LIAM MACKEY: Faraway hills are green

Montecatini last night literally rolled out the green carpet, as Giovanni Trapattoni, Marco Tardelli and the Ireland squad were formally welcomed to this beautiful Tuscan spa town, the reception committee including the Lord Mayor Giuseppi Bellandi and the reigning Miss Italy Stefania Bivone.

“We are delighted to host a nation as proud as that of Ireland,” said Bellandi, kicking off a succession of tributes. “And we are lucky the coach of the Irish team is a beloved man in Italian sport and a unique person.”

Trapattoni seemed genuinely moved. “I got a little bit emotional listening to some of things that were said,” he admitted. “I seem to be getting a bit sensitive these days. I and the team appreciate the welcome very much and are glad to be training here for the week.’’

Asked if he now felt more loved by the Irish or the Italians, Trapattoni told a large audience: “When John Delaney talked to me about becoming the manager, I asked if I had been chosen because I was born on St Patrick’s Day. But I also told him that I don’t do miracles — only the players do miracles.”

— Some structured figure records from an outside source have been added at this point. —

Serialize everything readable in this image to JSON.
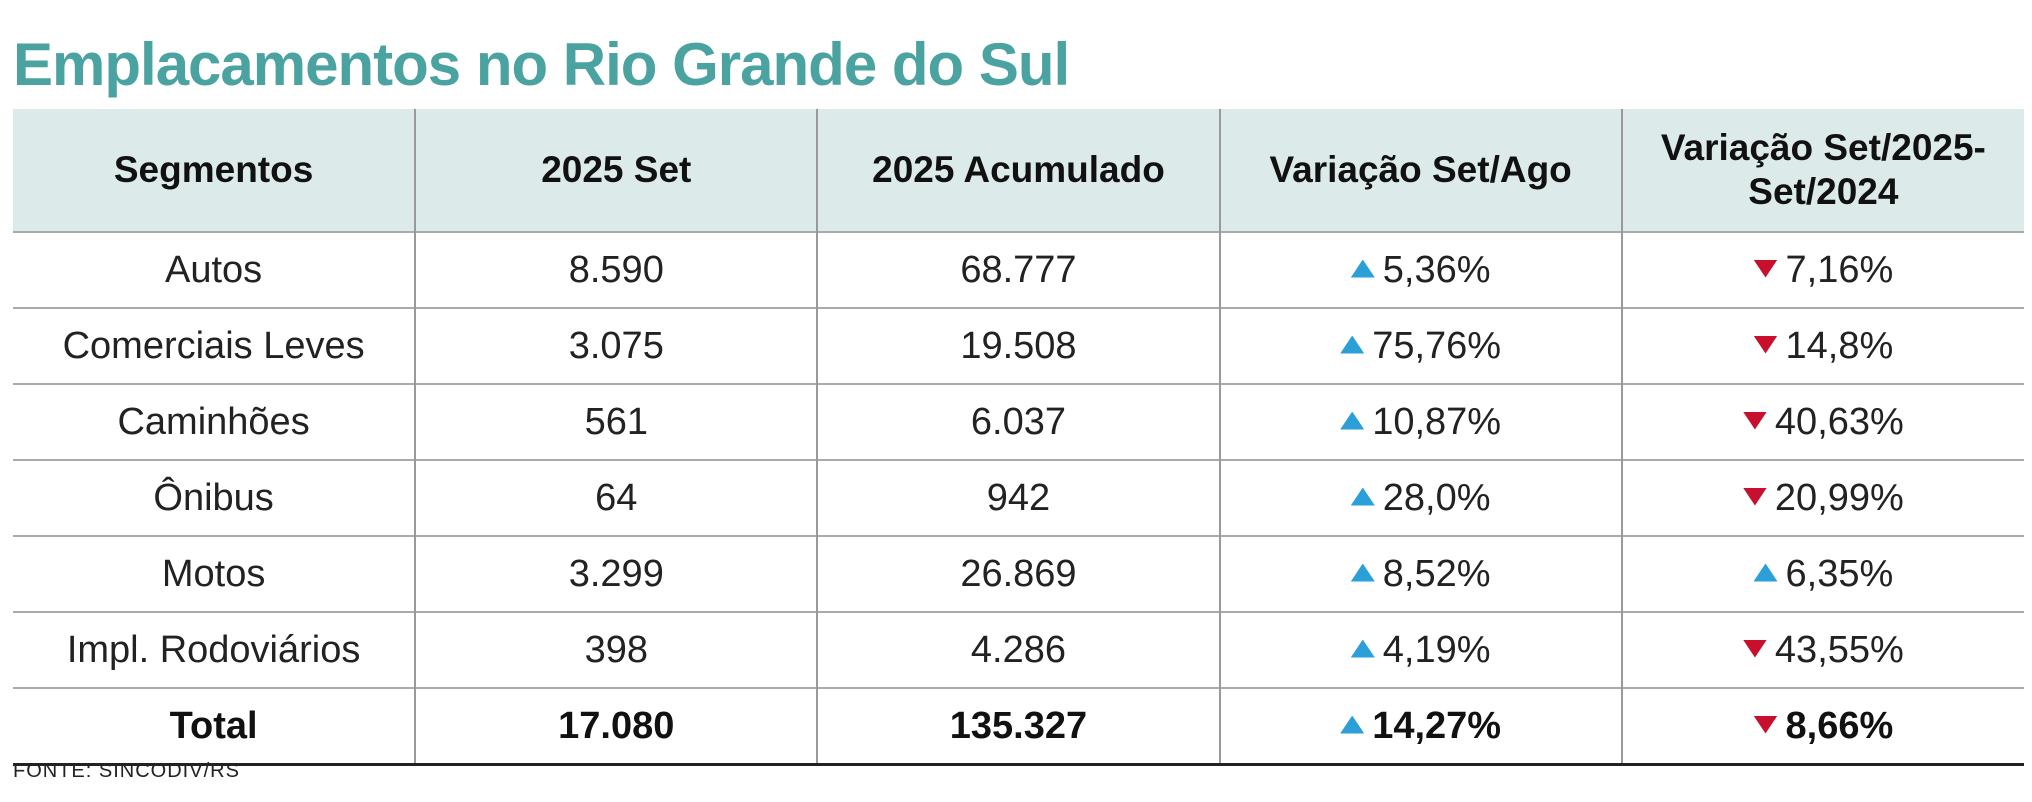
{
  "title": "Emplacamentos no Rio Grande do Sul",
  "table": {
    "headers": [
      "Segmentos",
      "2025 Set",
      "2025 Acumulado",
      "Variação Set/Ago",
      "Variação Set/2025-Set/2024"
    ],
    "rows": [
      [
        "Autos",
        "8.590",
        "68.777",
        "5,36%",
        "7,16%"
      ],
      [
        "Comerciais Leves",
        "3.075",
        "19.508",
        "75,76%",
        "14,8%"
      ],
      [
        "Caminhões",
        "561",
        "6.037",
        "10,87%",
        "40,63%"
      ],
      [
        "Ônibus",
        "64",
        "942",
        "28,0%",
        "20,99%"
      ],
      [
        "Motos",
        "3.299",
        "26.869",
        "8,52%",
        "6,35%"
      ],
      [
        "Impl. Rodoviários",
        "398",
        "4.286",
        "4,19%",
        "43,55%"
      ],
      [
        "Total",
        "17.080",
        "135.327",
        "14,27%",
        "8,66%"
      ]
    ]
  },
  "source": "FONTE: SINCODIV/RS"
}
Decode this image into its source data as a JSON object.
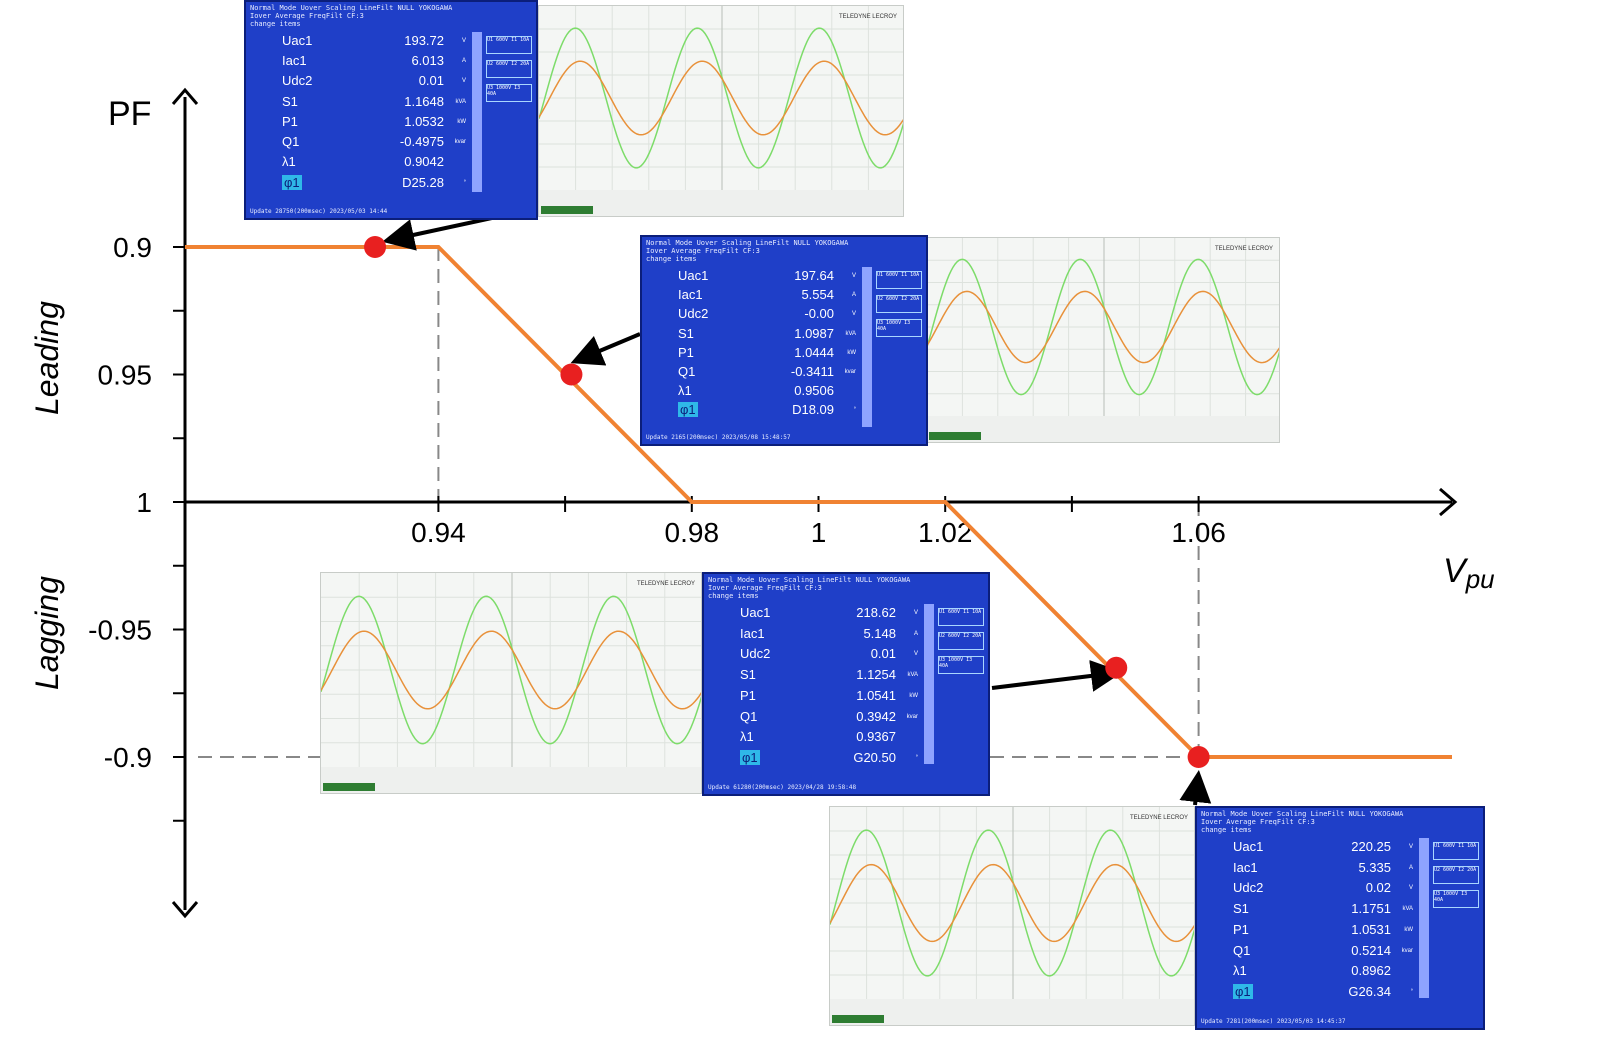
{
  "chart_data": {
    "type": "line",
    "ylabel": "PF",
    "xlabel": "V_pu",
    "region_labels": {
      "upper": "Leading",
      "lower": "Lagging"
    },
    "x_ticks": [
      "0.94",
      "0.98",
      "1",
      "1.02",
      "1.06"
    ],
    "y_ticks": [
      "0.9",
      "0.95",
      "1",
      "-0.95",
      "-0.9"
    ],
    "series": [
      {
        "points": [
          {
            "x": 0.9,
            "y": 0.9
          },
          {
            "x": 0.94,
            "y": 0.9
          },
          {
            "x": 0.98,
            "y": 1
          },
          {
            "x": 1.02,
            "y": 1
          },
          {
            "x": 1.06,
            "y": -0.9
          },
          {
            "x": 1.1,
            "y": -0.9
          }
        ],
        "color": "#f08232"
      }
    ],
    "markers": [
      {
        "x": 0.93,
        "y": 0.9
      },
      {
        "x": 0.961,
        "y": 0.95
      },
      {
        "x": 1.047,
        "y": -0.935
      },
      {
        "x": 1.06,
        "y": -0.9
      }
    ],
    "marker_color": "#e82020"
  },
  "meters": [
    {
      "header": [
        "Normal Mode  Uover  Scaling  LineFilt  NULL  YOKOGAWA",
        "Iover  Average  FreqFilt  CF:3",
        "change items"
      ],
      "rows": [
        {
          "label": "Uac1",
          "value": "193.72",
          "unit": "V"
        },
        {
          "label": "Iac1",
          "value": "6.013",
          "unit": "A"
        },
        {
          "label": "Udc2",
          "value": "0.01",
          "unit": "V"
        },
        {
          "label": "S1",
          "value": "1.1648",
          "unit": "kVA"
        },
        {
          "label": "P1",
          "value": "1.0532",
          "unit": "kW"
        },
        {
          "label": "Q1",
          "value": "-0.4975",
          "unit": "kvar"
        },
        {
          "label": "λ1",
          "value": "0.9042",
          "unit": ""
        },
        {
          "label": "φ1",
          "value": "D25.28",
          "unit": "°"
        }
      ],
      "elements": [
        "U1 600V  I1 10A",
        "U2 600V  I2 20A",
        "U3 1000V  I3 40A"
      ],
      "footer": "Update 28750(200msec)      2023/05/03 14:44"
    },
    {
      "header": [
        "Normal Mode  Uover  Scaling  LineFilt  NULL  YOKOGAWA",
        "Iover  Average  FreqFilt  CF:3",
        "change items"
      ],
      "rows": [
        {
          "label": "Uac1",
          "value": "197.64",
          "unit": "V"
        },
        {
          "label": "Iac1",
          "value": "5.554",
          "unit": "A"
        },
        {
          "label": "Udc2",
          "value": "-0.00",
          "unit": "V"
        },
        {
          "label": "S1",
          "value": "1.0987",
          "unit": "kVA"
        },
        {
          "label": "P1",
          "value": "1.0444",
          "unit": "kW"
        },
        {
          "label": "Q1",
          "value": "-0.3411",
          "unit": "kvar"
        },
        {
          "label": "λ1",
          "value": "0.9506",
          "unit": ""
        },
        {
          "label": "φ1",
          "value": "D18.09",
          "unit": "°"
        }
      ],
      "elements": [
        "U1 600V  I1 10A",
        "U2 600V  I2 20A",
        "U3 1000V  I3 40A"
      ],
      "footer": "Update 2165(200msec)      2023/05/08 15:48:57"
    },
    {
      "header": [
        "Normal Mode  Uover  Scaling  LineFilt  NULL  YOKOGAWA",
        "Iover  Average  FreqFilt  CF:3",
        "change items"
      ],
      "rows": [
        {
          "label": "Uac1",
          "value": "218.62",
          "unit": "V"
        },
        {
          "label": "Iac1",
          "value": "5.148",
          "unit": "A"
        },
        {
          "label": "Udc2",
          "value": "0.01",
          "unit": "V"
        },
        {
          "label": "S1",
          "value": "1.1254",
          "unit": "kVA"
        },
        {
          "label": "P1",
          "value": "1.0541",
          "unit": "kW"
        },
        {
          "label": "Q1",
          "value": "0.3942",
          "unit": "kvar"
        },
        {
          "label": "λ1",
          "value": "0.9367",
          "unit": ""
        },
        {
          "label": "φ1",
          "value": "G20.50",
          "unit": "°"
        }
      ],
      "elements": [
        "U1 600V  I1 10A",
        "U2 600V  I2 20A",
        "U3 1000V  I3 40A"
      ],
      "footer": "Update 61280(200msec)      2023/04/28 19:58:48"
    },
    {
      "header": [
        "Normal Mode  Uover  Scaling  LineFilt  NULL  YOKOGAWA",
        "Iover  Average  FreqFilt  CF:3",
        "change items"
      ],
      "rows": [
        {
          "label": "Uac1",
          "value": "220.25",
          "unit": "V"
        },
        {
          "label": "Iac1",
          "value": "5.335",
          "unit": "A"
        },
        {
          "label": "Udc2",
          "value": "0.02",
          "unit": "V"
        },
        {
          "label": "S1",
          "value": "1.1751",
          "unit": "kVA"
        },
        {
          "label": "P1",
          "value": "1.0531",
          "unit": "kW"
        },
        {
          "label": "Q1",
          "value": "0.5214",
          "unit": "kvar"
        },
        {
          "label": "λ1",
          "value": "0.8962",
          "unit": ""
        },
        {
          "label": "φ1",
          "value": "G26.34",
          "unit": "°"
        }
      ],
      "elements": [
        "U1 600V  I1 10A",
        "U2 600V  I2 20A",
        "U3 1000V  I3 40A"
      ],
      "footer": "Update 7281(200msec)      2023/05/03 14:45:37"
    }
  ],
  "scope_brand": "TELEDYNE LECROY",
  "colors": {
    "voltage_wave": "#7ddc6a",
    "current_wave": "#e8913a",
    "meter_bg": "#1f3fc8"
  }
}
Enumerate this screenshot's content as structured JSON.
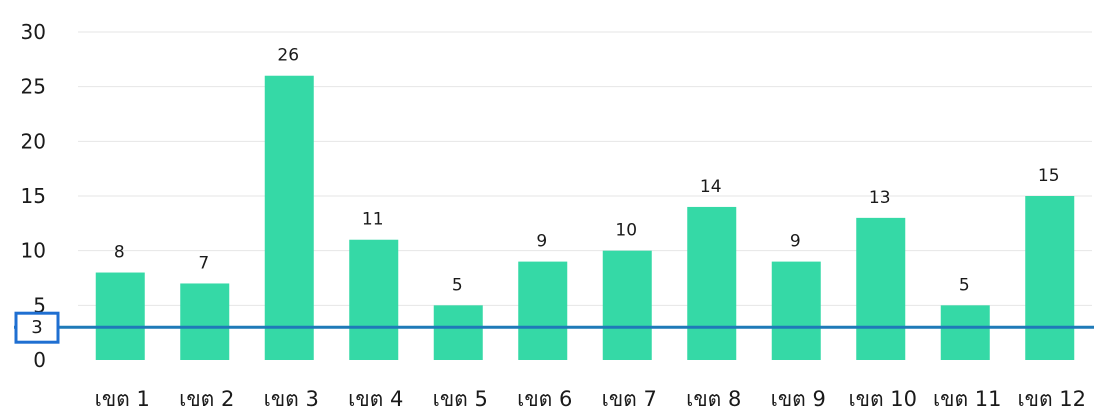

The venue for the civic reception, the magnificent Stabilimento Tettucio, is the most famous of the grand villas housing the thermal spas which made Montecatini Terme’s belle époque reputation as a place of well-being and recuperation for the rich and royal.

Passing between its soaring marble columns last night, Trap, Dunney, Duffer, Keano and the rest were walking in the footsteps of some other rather well-known personalities, such as the boy Puccini, who composed parts of ‘La Boheme’ here, and the lad Verdi, who resided in Montecatini for a number of years and in whose honour the main street is named.

While it would be a bit of an exaggeration to say this charming town is en fete for the visit of the Boys in Green, the locals have made an engaging effort to mark what the council designated Montecatini “Irish week”.

Tricolour bunting stretches between the buildings on the central Piazza Del Popolo, the local municipal bikes have been painted green and quite a few shops have created window displays in green, white and orange.

A programme of Irish-themed events has been laid out for the week and, dotted around the place, are posters in English announcing: “Montecatini Terme welcomes the Irishnational team and their manager.”

The serious stuff is very close now but it can still feel a distance awayin this lovely, laid-back, old world place.

The Irish team’s hotel is just the length of a route one ball off main street but, with the building screened by tall trees, the players’ lodgings remain hidden from prying eyes.

One TV crew stationed themselves outside the arched gateway into the hotel for a while yesterday morning but soon gave up after all they had to show for their efforts was a brief glimpse of goalkeeping coach Alan Kelly and a couple of the backroom staff on a short venture out before they retreated back to their sanctuary.

But no sooner had the TV crew turned their backs than, like the bloke outside the panda enclosure in the Kitkat ad, they missed the shot they were looking for. It was a young Italian lad in the Piazza Del Popola who alerted us to the first confirmed sighting of a bone-fide Irish star outside the enclosure: Damien Duff, in full training gear, having a little morning wander on his own through the town.

The local could hardly contain his excitement. “Irelanda! Irlanda! Duffa! Duffa! Photo!” he shouted, as his quarry crossed the other side of the square, but he had to content himself with just a friendly wave from the fast-moving Duffer before the player disappeared from view.

Incidentally, one feels obliged to note one other way in which Tuscany has thoughtfully rolled out the green carpet: for our first full day in Montecatini, the local weather gods arranged for the sun to periodically disappear behind rain-bearing clouds, leaving the town’s Irish visitors yearning for the vivid blue skies and scorching sun of home.

Fortunately, by the time of last night’s ceremony of welcome, the sun had returned to cast a golden hue on ornate marble and stone, as the formalities took place in a beautiful open air setting. But, earlier, there had been a rather more informal but arguably even warmer welcome, when our media bus driver broke through the press ranks at the training ground to offer his own greeting to Ireland’s manager.

Raising his arms in triumph, he exclaimed “Don Giovanni!” and proceeded to shower him in hugs and kisses, for all the world as if the great man was a dear old friend returning home after too long away.